Essa mudança vem acompanhada da proposta de revogação dos artigos 1.711 a 1.722 do Código Civil, correspondentes ao subtítulo dedicado ao bem de família convencional. Da mesma forma, propõe-se a revogação dos artigos 260 a 265 da Lei nº 6.015/1973 (LRP), dedicados aos procedimentos necessários para a instituição do bem de família convencional.
Não há, no entanto, qualquer referência à Lei nº 8.009/1990, responsável pela proteção conferida ao bem de família legal, que convive com a proteção conferida pelo Código Civil ao bem de família convencional. Assim sendo, a proposta novamente tem o potencial de ser fonte de grave insegurança jurídica em um tema especialmente delicado.
Por fim, vale destacar o disposto no § 3º do art. 391-A como proposto no anteprojeto. Trata-se da inclusão da possibilidade de afastamento da impenhorabilidade mesmo contra a regra geral do inciso I do § 1º (casa de morada única no patrimônio do devedor) em caso de casa de alto padrão.
O anteprojeto traz novamente insegurança jurídica em um tema sensível”
Ao adotar um conceito jurídico indeterminado e sem definição doutrinária ou jurisprudencial (casa de alto padrão), o anteprojeto traz novamente insegurança jurídica em um tema sensível. Além disso, a proposta de que a casa de alto padrão poderia ser excutida até metade de seu valor atenta contra a equidade e a isonomia. Pensemos no seguinte exemplo: em uma situação concreta, uma casa de alto padrão poderia ser avaliada em R$ 10 milhões, a proteção nesse caso seria de R$ 5 milhões, valor que seria usado pelo devedor para a compra de outro imóvel, em princípio impenhorável; em outra situação, um devedor poderia ser proprietário de uma única casa de R$ 5 milhões, igualmente de alto padrão, mas sua proteção seria limitada a R$ 2,5 milhões. Nos exemplos, percebe-se como o devedor com uma casa de maior valor obteve uma proteção superior ao devedor com uma casa de menor valor, desde que ambas englobadas pelo conceito jurídico indeterminado de casa de alto padrão.

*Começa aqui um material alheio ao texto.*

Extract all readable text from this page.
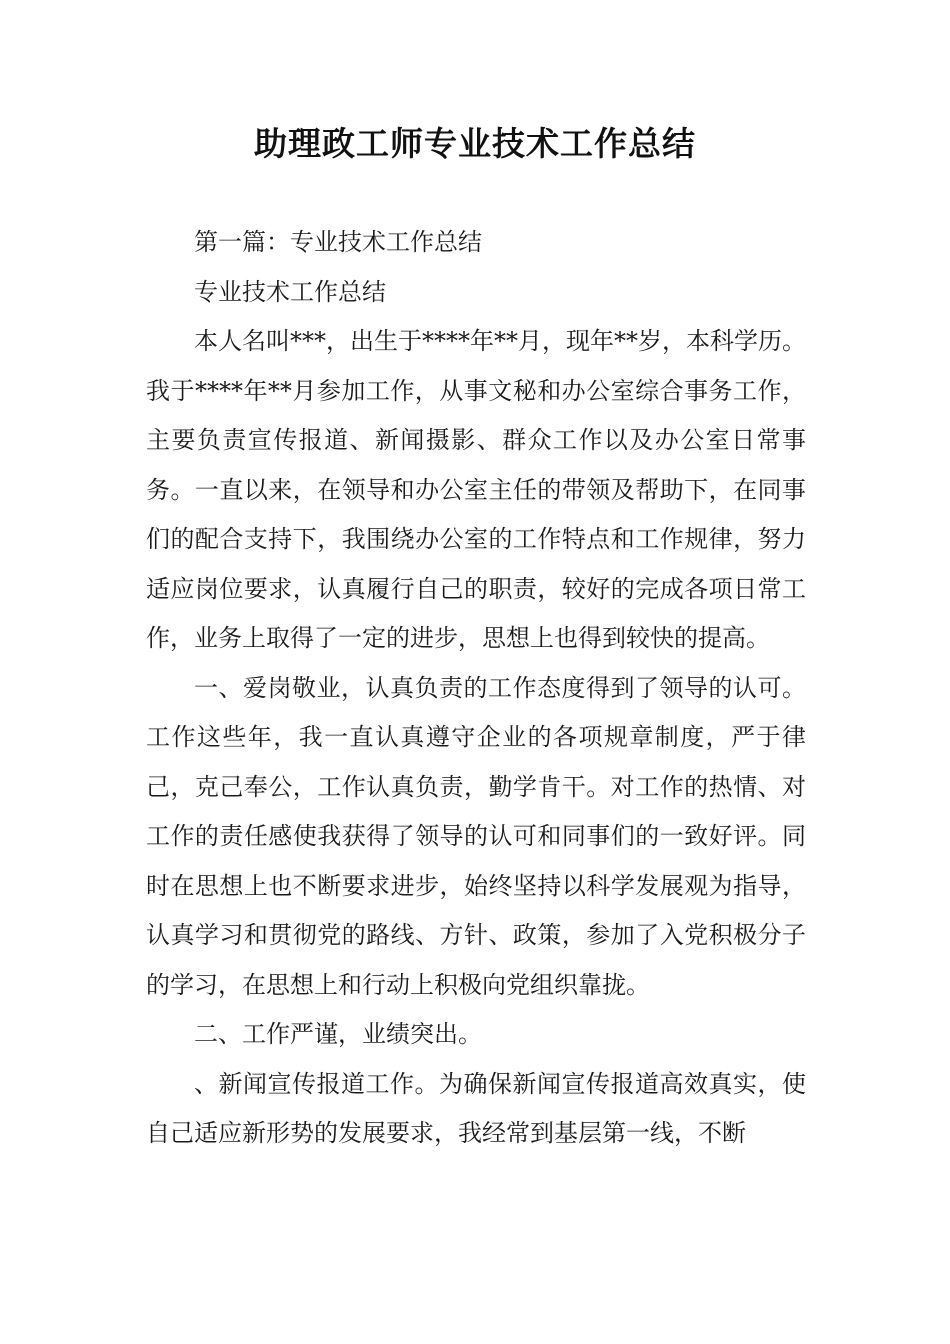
助理政工师专业技术工作总结

第一篇：专业技术工作总结

专业技术工作总结

本人名叫***，出生于****年**月，现年**岁，本科学历。我于****年**月参加工作，从事文秘和办公室综合事务工作，主要负责宣传报道、新闻摄影、群众工作以及办公室日常事务。一直以来，在领导和办公室主任的带领及帮助下，在同事们的配合支持下，我围绕办公室的工作特点和工作规律，努力适应岗位要求，认真履行自己的职责，较好的完成各项日常工作，业务上取得了一定的进步，思想上也得到较快的提高。

一、爱岗敬业，认真负责的工作态度得到了领导的认可。工作这些年，我一直认真遵守企业的各项规章制度，严于律己，克己奉公，工作认真负责，勤学肯干。对工作的热情、对工作的责任感使我获得了领导的认可和同事们的一致好评。同时在思想上也不断要求进步，始终坚持以科学发展观为指导，认真学习和贯彻党的路线、方针、政策，参加了入党积极分子的学习，在思想上和行动上积极向党组织靠拢。

二、工作严谨，业绩突出。

、新闻宣传报道工作。为确保新闻宣传报道高效真实，使自己适应新形势的发展要求，我经常到基层第一线，不断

O anteprojeto de reforma do Código Civil prevê grandes mudanças na disciplina da responsabilidade patrimonial de devedores, em especial no tocante à intangibilidade de certos bens aos atos de excussão do credor, ou seja, aos bens que a lei considera impenhoráveis.

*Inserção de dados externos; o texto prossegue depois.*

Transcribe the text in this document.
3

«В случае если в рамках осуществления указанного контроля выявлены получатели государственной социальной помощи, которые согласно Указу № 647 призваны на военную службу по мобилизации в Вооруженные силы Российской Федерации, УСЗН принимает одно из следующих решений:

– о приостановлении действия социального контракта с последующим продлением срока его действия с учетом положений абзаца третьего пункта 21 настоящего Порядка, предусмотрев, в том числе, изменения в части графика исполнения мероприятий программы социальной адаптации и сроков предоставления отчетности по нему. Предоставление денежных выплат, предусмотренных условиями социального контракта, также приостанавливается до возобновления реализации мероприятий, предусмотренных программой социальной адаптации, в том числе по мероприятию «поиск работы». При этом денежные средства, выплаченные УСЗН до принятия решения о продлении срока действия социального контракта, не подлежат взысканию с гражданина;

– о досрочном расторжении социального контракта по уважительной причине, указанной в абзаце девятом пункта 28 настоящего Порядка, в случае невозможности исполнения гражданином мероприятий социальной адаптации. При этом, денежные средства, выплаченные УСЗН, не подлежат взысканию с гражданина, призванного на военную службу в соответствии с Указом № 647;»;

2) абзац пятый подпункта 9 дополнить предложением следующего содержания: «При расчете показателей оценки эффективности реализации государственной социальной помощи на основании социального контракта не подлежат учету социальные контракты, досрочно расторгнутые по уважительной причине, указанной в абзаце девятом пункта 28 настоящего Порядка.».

A constitucionalidade de parte das propostas é discutível, pois, considerada a letra fria da lei nos termos propostos, não haveria em muitos casos preservação do mínimo patrimonial indispensável ao devedor e a sua família, em desacordo com o princípio da dignidade humana e do devido processo legal. Nesse sentido, mostra-se especialmente sensível a restrição da proteção a um salário-mínimo.
Além da discussão quanto à constitucionalidade de parte das propostas, destaca-se a potencial insegurança jurídica em razão da convivência de normas em sentido distinto às quais o projeto não fez qualquer referência. Seriam mantidas as impenhorabilidades previstas no CPC e na Lei nº 8.009/1990?
A inclusão do art. 391-A no Código Civil também é discutível, pois as normas que estabelecem as impenhorabilidades são vistas como limitações políticas à execução forçada, sendo integradas no quadro do devido processo legal. Por essa razão, mostra-se mais adequada sua regulação pela legislação processual.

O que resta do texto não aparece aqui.